Przed świętami wyjątkowo uważać trzeba na zakupy w internecie. Jak mówi Małgorzata Cieloch, rzeczniczka prasowa i dyrektorka departamentu komunikacji UOKiK, często sklepy maskują się by naciągnąć klienta. Kupujący są na takie triki podatni zwłaszcza przed świętami. Przykładem nieuczciwej praktyki jest tzw dropshipping.
– Dotyczy sytuacji, w której konsument myślał, iż kupuje od przedsiębiorcy, który działa w Polsce, bo strona była tak skonstruowana, iż była w języku polskim, zawierała w domenie nazwy w języku polskim.
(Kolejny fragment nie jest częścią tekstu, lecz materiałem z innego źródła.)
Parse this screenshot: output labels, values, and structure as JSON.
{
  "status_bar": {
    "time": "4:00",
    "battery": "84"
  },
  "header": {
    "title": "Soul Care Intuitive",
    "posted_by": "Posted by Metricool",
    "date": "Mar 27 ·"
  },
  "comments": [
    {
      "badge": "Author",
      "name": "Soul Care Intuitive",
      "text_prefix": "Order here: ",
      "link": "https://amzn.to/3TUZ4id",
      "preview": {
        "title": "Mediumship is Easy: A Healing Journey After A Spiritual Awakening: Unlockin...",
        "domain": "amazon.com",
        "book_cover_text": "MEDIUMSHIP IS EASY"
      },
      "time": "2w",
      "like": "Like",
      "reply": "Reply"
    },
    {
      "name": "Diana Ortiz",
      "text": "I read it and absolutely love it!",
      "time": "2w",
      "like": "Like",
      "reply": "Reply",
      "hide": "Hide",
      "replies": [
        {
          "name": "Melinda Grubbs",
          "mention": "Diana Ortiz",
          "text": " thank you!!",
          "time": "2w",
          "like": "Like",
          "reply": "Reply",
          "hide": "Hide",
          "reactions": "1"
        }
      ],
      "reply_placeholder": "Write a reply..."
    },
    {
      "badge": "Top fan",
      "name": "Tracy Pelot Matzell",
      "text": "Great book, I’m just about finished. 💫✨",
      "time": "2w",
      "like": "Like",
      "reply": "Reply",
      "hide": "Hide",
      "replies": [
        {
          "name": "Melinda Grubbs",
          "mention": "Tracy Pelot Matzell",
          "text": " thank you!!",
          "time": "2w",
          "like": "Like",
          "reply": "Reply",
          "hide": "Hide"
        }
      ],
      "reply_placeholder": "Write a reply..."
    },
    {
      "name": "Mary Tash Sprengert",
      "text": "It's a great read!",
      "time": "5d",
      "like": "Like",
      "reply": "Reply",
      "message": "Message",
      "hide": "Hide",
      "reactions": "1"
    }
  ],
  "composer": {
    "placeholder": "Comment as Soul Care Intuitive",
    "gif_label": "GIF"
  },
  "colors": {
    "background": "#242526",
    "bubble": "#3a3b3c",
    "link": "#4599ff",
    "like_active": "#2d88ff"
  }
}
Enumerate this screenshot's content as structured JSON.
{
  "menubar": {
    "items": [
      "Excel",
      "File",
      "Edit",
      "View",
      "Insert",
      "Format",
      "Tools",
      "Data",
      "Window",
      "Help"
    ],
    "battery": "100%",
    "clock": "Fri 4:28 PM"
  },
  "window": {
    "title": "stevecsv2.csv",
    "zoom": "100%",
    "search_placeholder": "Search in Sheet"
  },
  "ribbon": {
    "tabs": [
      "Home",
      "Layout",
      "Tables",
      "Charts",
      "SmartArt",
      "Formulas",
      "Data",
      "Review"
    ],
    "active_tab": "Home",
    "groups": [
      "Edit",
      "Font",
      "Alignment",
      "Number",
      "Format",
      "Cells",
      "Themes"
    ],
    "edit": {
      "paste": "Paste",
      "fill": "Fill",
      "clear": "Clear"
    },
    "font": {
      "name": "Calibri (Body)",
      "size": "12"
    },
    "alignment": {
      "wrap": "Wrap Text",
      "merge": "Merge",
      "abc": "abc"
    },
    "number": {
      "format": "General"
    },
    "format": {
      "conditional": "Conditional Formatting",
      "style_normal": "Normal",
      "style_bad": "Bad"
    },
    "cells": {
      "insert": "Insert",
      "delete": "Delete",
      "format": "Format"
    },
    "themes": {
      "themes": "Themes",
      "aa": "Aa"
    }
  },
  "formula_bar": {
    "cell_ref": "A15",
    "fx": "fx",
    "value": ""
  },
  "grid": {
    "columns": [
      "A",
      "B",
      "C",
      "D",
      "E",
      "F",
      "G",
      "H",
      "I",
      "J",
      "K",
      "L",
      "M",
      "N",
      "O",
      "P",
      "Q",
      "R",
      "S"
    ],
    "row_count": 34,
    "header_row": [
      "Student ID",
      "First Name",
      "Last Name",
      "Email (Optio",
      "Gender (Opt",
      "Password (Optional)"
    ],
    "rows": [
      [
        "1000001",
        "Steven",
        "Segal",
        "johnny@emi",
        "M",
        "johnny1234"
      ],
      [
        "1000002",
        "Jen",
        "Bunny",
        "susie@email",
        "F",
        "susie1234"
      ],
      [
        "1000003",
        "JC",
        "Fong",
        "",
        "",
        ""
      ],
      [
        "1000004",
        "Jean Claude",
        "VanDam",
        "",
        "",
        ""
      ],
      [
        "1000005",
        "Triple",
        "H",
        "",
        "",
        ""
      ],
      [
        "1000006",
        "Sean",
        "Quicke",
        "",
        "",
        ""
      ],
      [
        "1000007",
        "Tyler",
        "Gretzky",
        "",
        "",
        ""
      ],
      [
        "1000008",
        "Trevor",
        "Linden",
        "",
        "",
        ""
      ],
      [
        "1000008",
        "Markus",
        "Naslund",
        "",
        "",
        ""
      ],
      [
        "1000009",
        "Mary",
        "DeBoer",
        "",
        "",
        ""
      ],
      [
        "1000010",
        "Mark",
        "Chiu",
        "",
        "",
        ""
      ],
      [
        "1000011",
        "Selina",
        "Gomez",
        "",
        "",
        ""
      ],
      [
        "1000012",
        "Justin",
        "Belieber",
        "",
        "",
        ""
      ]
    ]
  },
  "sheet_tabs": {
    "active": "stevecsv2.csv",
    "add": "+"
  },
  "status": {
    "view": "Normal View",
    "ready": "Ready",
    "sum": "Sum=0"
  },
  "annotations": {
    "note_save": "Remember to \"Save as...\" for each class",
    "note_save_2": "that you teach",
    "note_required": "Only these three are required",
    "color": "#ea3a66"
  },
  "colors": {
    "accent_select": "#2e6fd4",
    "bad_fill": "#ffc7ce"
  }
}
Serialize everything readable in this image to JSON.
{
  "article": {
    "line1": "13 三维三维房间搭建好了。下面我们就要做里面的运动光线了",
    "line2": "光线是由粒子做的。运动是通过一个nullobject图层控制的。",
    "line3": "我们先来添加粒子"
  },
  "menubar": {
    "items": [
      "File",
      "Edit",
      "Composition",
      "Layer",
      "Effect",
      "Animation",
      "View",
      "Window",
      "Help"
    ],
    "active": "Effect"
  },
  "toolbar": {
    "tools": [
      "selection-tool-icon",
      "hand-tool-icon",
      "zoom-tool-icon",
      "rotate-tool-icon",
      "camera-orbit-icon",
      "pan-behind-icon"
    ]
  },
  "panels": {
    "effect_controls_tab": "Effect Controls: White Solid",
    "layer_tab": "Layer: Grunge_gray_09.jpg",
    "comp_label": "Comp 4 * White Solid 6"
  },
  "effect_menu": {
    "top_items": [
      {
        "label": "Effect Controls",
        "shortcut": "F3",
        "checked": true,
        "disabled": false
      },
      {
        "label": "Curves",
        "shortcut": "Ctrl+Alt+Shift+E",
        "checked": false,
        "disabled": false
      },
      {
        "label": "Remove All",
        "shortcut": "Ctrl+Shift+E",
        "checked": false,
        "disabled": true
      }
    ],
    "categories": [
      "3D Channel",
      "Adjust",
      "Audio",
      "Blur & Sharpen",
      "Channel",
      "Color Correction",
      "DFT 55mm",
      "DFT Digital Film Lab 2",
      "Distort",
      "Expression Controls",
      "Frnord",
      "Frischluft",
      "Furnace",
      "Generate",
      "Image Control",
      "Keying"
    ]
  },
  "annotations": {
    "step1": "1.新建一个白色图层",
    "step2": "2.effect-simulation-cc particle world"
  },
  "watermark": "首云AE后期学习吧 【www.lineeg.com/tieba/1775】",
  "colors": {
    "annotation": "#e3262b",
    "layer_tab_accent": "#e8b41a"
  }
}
Dropshipping to sytuacja, w której kupujecie państwo od kogoś, kto pośredniczy z producentem, który znajduje się w jakimś z państw azjatyckich – mówi rzeczniczka UOKiK.
A to może opóźnić dostawę zamówionego produktu o choćby kilkanaście miesięcy. Popularne są także tzw „Dark Patterns”, czyli zwodnicze interfejsy.
Jak dodaje Małgorzata Cieloch, niektóre z nich nakładają na nas presję czasu.
– Wchodzimy na stronę internetową i pojawia się licznik. Odlicza nam sekundy do końca promocji. Jesteśmy zestresowani, kupujemy, a następnego dnia okazuje się, iż ten licznik jest taki sam. Te liczniki działają na nas szczególnie przed świętami. Nie potrafimy asertywnie powiedzieć: nie, nie kupuję – uprzedza.
Od 13 grudnia obowiązują nowe unijne przepisy zapewniające bezpieczne zakupy.
Organy nadzoru rynku będą teraz dokładniej weryfikować uczciwość zamieszczanych ofert.